Post-show rap session
Today’s roster came back into (onto?) the ring and sat with the audience for a post-show recap, dojo style. Everyone said a few words about their matches and what they learned from them today, and Emi Sakura announced their upcoming shows.
A few of the girls did a closing song and then went to the back. The rest of the girls came out and served the audience tea and everyone said “Cheers!” in English. Then, before the end, the roster came out and sang “Happy Birthday” to Takanashi as it was his birthday.

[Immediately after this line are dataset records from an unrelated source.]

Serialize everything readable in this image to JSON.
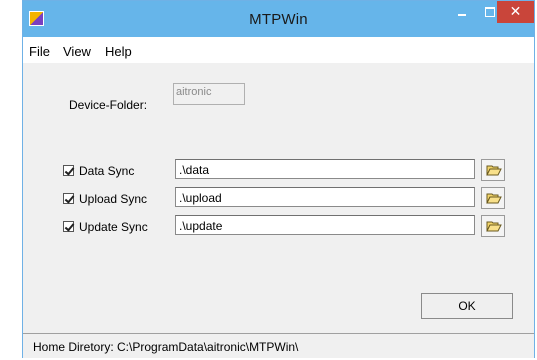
{
  "window": {
    "title": "MTPWin",
    "close_glyph": "✕"
  },
  "menu": {
    "items": [
      "File",
      "View",
      "Help"
    ]
  },
  "device_folder": {
    "label": "Device-Folder:",
    "value": "aitronic"
  },
  "sync_rows": [
    {
      "label": "Data Sync",
      "path": ".\\data",
      "checked": true
    },
    {
      "label": "Upload Sync",
      "path": ".\\upload",
      "checked": true
    },
    {
      "label": "Update Sync",
      "path": ".\\update",
      "checked": true
    }
  ],
  "ok_button": {
    "label": "OK"
  },
  "statusbar": {
    "text": "Home Diretory: C:\\ProgramData\\aitronic\\MTPWin\\"
  },
  "icons": {
    "app": "app-icon",
    "folder": "folder-open-icon"
  },
  "colors": {
    "titlebar": "#66b5ea",
    "close": "#c9453a",
    "window_bg": "#f0f0f0"
  }
}
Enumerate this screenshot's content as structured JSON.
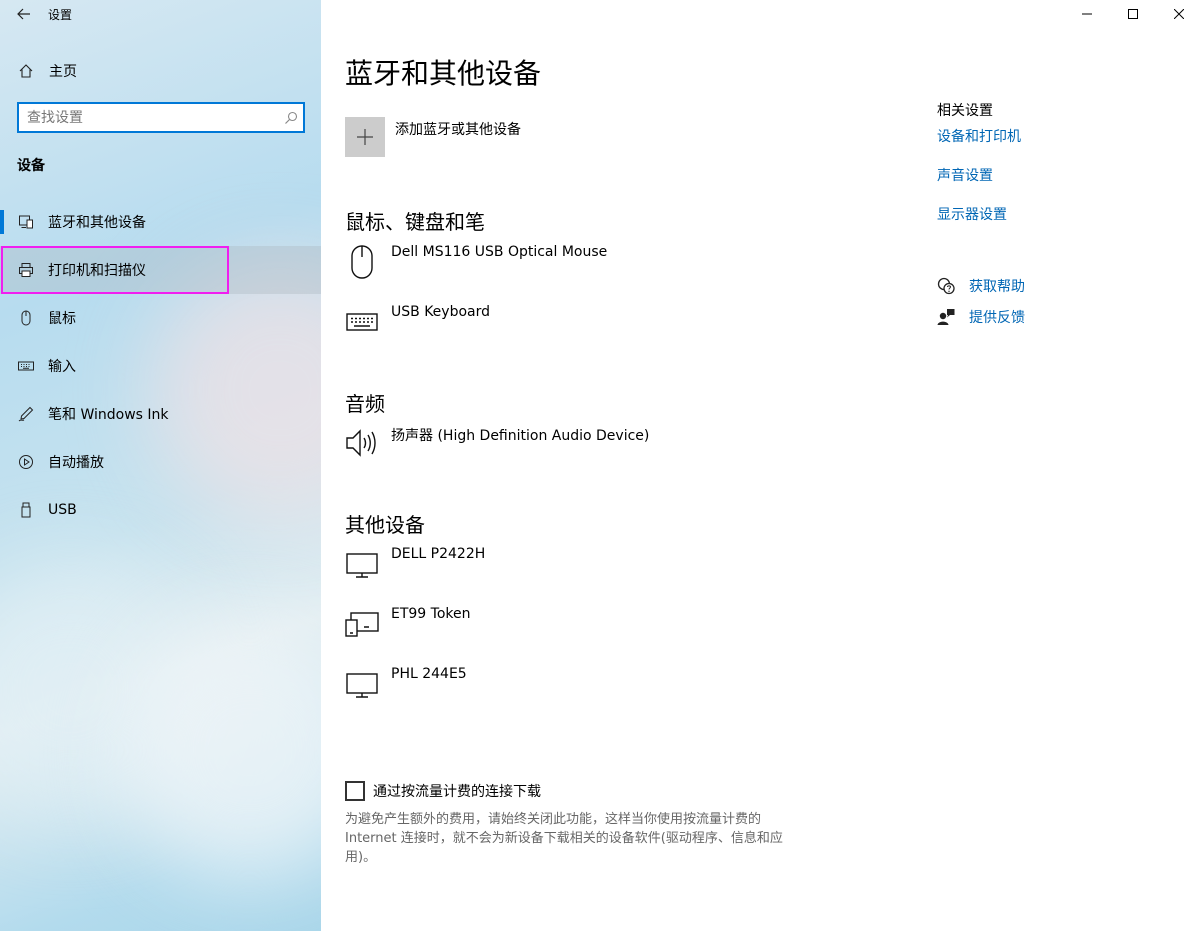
{
  "app": {
    "title": "设置"
  },
  "sidebar": {
    "home_label": "主页",
    "search_placeholder": "查找设置",
    "section": "设备",
    "items": [
      {
        "label": "蓝牙和其他设备",
        "icon": "bluetooth-devices-icon",
        "active": true
      },
      {
        "label": "打印机和扫描仪",
        "icon": "printer-icon",
        "hover": true
      },
      {
        "label": "鼠标",
        "icon": "mouse-icon"
      },
      {
        "label": "输入",
        "icon": "keyboard-icon"
      },
      {
        "label": "笔和 Windows Ink",
        "icon": "pen-icon"
      },
      {
        "label": "自动播放",
        "icon": "autoplay-icon"
      },
      {
        "label": "USB",
        "icon": "usb-icon"
      }
    ]
  },
  "main": {
    "title": "蓝牙和其他设备",
    "add_label": "添加蓝牙或其他设备",
    "groups": {
      "input": {
        "title": "鼠标、键盘和笔",
        "devices": [
          {
            "name": "Dell MS116 USB Optical Mouse",
            "icon": "mouse-icon"
          },
          {
            "name": "USB Keyboard",
            "icon": "keyboard-icon"
          }
        ]
      },
      "audio": {
        "title": "音频",
        "devices": [
          {
            "name": "扬声器 (High Definition Audio Device)",
            "icon": "speaker-icon"
          }
        ]
      },
      "other": {
        "title": "其他设备",
        "devices": [
          {
            "name": "DELL P2422H",
            "icon": "monitor-icon"
          },
          {
            "name": "ET99 Token",
            "icon": "generic-device-icon"
          },
          {
            "name": "PHL 244E5",
            "icon": "monitor-icon"
          }
        ]
      }
    },
    "metered": {
      "label": "通过按流量计费的连接下载",
      "checked": false,
      "description": "为避免产生额外的费用，请始终关闭此功能，这样当你使用按流量计费的 Internet 连接时，就不会为新设备下载相关的设备软件(驱动程序、信息和应用)。"
    }
  },
  "related": {
    "title": "相关设置",
    "links": [
      "设备和打印机",
      "声音设置",
      "显示器设置"
    ],
    "help": [
      {
        "label": "获取帮助",
        "icon": "help-chat-icon"
      },
      {
        "label": "提供反馈",
        "icon": "feedback-icon"
      }
    ]
  },
  "colors": {
    "accent": "#0078d7",
    "link": "#0066b4",
    "highlight": "#f01ef0"
  }
}
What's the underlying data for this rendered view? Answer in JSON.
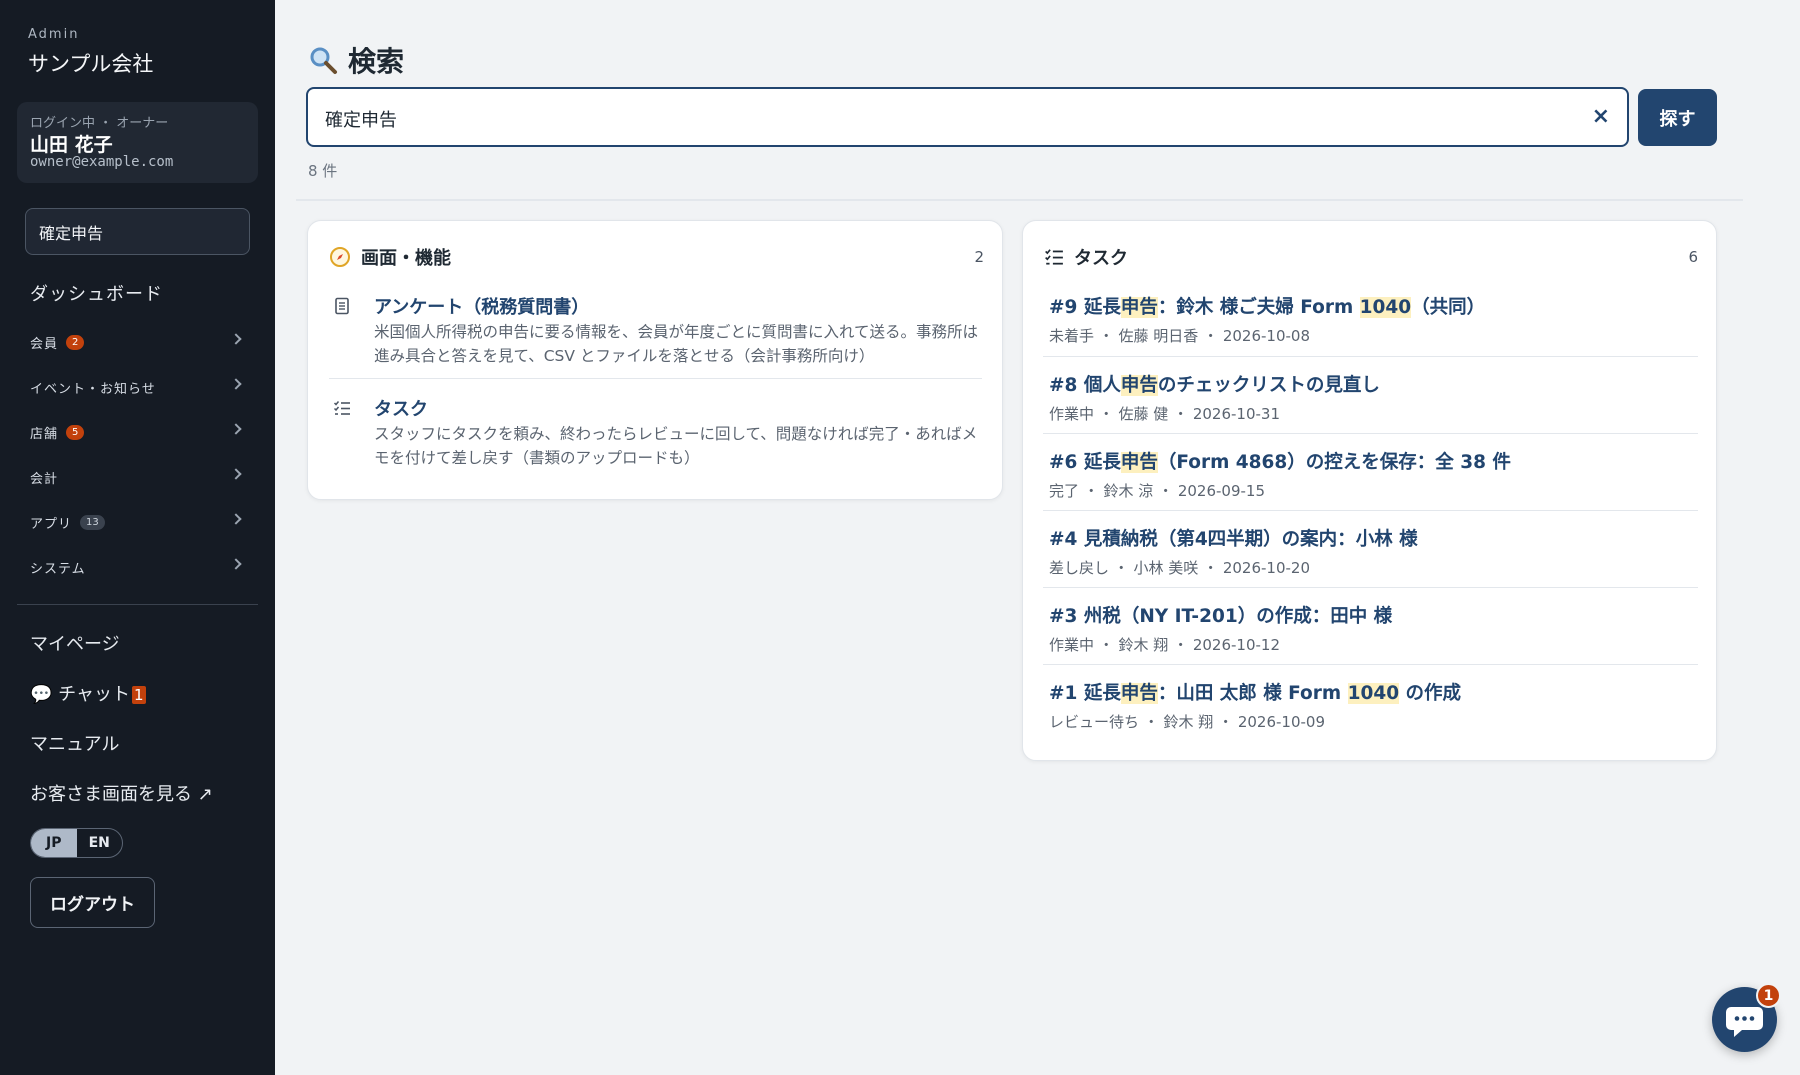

It was 90 minutes of all action and feel-good entertainment with top-notch wrestling. Style-wise, this was a great example of how to work in front of a small live crowd and still come off novel and professional. It’s the total opposite of “working for the camera” and felt more like they were trying to give something to us, the live audience.
I urge anyone in Tokyo to visit Ichigaya Chocolate Square at least once if they can. I can’t compare the experience to anything. It was excellently programed and everyone is technically proficient. Being able to be so close to the action and in an intimate environment is something that is hard to replicate. Be on the lookout for some of these names in the future, particularly Mei Sugura.